Create a Spark Session

In [None]:
from pyspark.sql import SparkSession

spark = SparkSession \
    .builder \
    .appName("Pipeline") \
    .master('local[3]') \
    .getOrCreate()

MLlib standardizes APIs for machine learning algorithms to make it easier to combine multiple algorithms into a single pipeline, or workflow. 

1. DataFrame: This ML API uses DataFrame from Spark SQL as an ML dataset, which can hold a variety of data types. E.g., a DataFrame could have different columns storing text, feature vectors, true labels, and predictions.

2. Transformer: A Transformer is an algorithm which can transform one DataFrame into another DataFrame. E.g., an ML model is a Transformer which transforms a DataFrame with features into a DataFrame with predictions.

3. Estimator: An Estimator is an algorithm which can be fit on a DataFrame to produce a Transformer. E.g., a learning algorithm is an Estimator which trains on a DataFrame and produces a model.

4. Pipeline: A Pipeline chains multiple Transformers and Estimators together to specify an ML workflow.

5. Parameter: All Transformers and Estimators now share a common API for specifying parameters.

##### Dataframe
Create a Dataframe comprising a sentence, an identification value and a sentiment value (0:negative and 1:positive)

In [None]:
training = spark.createDataFrame([
     (0, 'i like apple pie for dessert', 1.0),
     (1, 'i dont drive fast cars', 0.0),
     (2, 'data science is fun', 1.0),
     (3, 'chocolate is not my favorite', 0.0),
     (4, 'my favorite movie is predator', 1.0)],
     ['id', 'text', 'label'])

Import the relevant pyspark packages <br>
1. Pipeline : To create a Training and Testing Pipeline.
2. Tokenizer : To create tokens from the sentence by converting the input string to lowercase and then splits it by white spaces.
3. HashingTF : To generate features from the tokens by Mapping a sequence of terms to their term frequencies using the hashing trick.
4. Logistic Regression : For training a classifier

In [None]:
from pyspark.ml import Pipeline
from pyspark.ml.classification import LogisticRegression
from pyspark.ml.feature import HashingTF, Tokenizer

##### Pipeline Components

1. Transformers: A Transformer is an abstraction that includes feature transformers and learned models. Technically, a Transformer implements a method transform(), which converts one DataFrame into another, generally by appending one or more columns.
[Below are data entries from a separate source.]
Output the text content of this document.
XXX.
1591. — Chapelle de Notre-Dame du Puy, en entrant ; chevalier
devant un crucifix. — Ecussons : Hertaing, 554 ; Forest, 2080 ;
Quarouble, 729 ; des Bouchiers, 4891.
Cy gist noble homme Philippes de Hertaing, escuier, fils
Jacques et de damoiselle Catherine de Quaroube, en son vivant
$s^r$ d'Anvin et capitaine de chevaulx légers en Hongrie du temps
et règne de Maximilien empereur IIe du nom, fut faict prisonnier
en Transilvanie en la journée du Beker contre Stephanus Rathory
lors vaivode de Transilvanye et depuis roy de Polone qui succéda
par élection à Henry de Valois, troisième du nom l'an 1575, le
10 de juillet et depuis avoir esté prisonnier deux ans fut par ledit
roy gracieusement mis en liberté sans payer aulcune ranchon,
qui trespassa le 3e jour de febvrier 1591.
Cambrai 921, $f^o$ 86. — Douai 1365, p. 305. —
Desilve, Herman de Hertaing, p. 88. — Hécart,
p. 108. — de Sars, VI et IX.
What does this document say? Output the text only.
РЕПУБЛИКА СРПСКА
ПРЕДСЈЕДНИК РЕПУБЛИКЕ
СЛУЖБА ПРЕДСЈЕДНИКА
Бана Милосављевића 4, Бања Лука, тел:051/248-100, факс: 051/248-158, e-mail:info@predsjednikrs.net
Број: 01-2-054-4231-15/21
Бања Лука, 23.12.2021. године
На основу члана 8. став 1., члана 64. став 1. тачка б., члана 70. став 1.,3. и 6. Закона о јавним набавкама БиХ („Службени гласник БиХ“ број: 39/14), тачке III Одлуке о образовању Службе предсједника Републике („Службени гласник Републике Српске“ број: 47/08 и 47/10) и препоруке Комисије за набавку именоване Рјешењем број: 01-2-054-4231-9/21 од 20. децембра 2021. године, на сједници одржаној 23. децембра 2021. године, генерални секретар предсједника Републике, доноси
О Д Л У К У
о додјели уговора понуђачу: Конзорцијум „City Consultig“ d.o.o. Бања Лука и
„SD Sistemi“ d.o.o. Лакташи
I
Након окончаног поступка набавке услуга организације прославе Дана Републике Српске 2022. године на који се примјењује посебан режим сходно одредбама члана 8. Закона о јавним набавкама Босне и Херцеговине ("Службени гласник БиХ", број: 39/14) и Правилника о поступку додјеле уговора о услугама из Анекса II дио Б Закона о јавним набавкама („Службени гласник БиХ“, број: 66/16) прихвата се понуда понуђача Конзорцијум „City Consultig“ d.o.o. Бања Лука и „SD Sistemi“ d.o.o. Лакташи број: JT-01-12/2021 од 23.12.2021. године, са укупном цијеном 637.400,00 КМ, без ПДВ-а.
2. Estimators: An Estimator abstracts the concept of a learning algorithm or any algorithm that fits or trains on data. Technically, an Estimator implements a method fit().

Initialize the Estimators and Transformers.

In [None]:
tokenizer = Tokenizer(inputCol="text", outputCol="words")
hashingTF = HashingTF(inputCol=tokenizer.getOutputCol(), outputCol="features")
lr = LogisticRegression(maxIter=10, regParam=0.01, featuresCol='features',labelCol='label')

Create a Estimator Pipeline.

In [None]:
pipeline = Pipeline(stages=[tokenizer, hashingTF, lr])

Call the fit function for executing the pipeline and generating the trained model.

In [None]:
model = pipeline.fit(training)

Display the Stages of the pipeline.

In [None]:
model.stages

Initialize the test data.

In [None]:
test = spark.createDataFrame([
     (5, 'I like programming'),
     (6, 'I dont eat grapes')],
     ["id", "text"])

Use the Transformer pipeline to generate predictions for the test data.

In [None]:
prediction = model.transform(test)

Display the predictions.

In [None]:
prediction.show(truncate=False, vertical=True)

<hr />
Extract only the prediction value from the output of the pipeline.
<hr />

In [None]:
prediction.select("prediction").toJSON().first()

<hr />
Stop the Spark Session.
<hr />

In [None]:
spark.stop()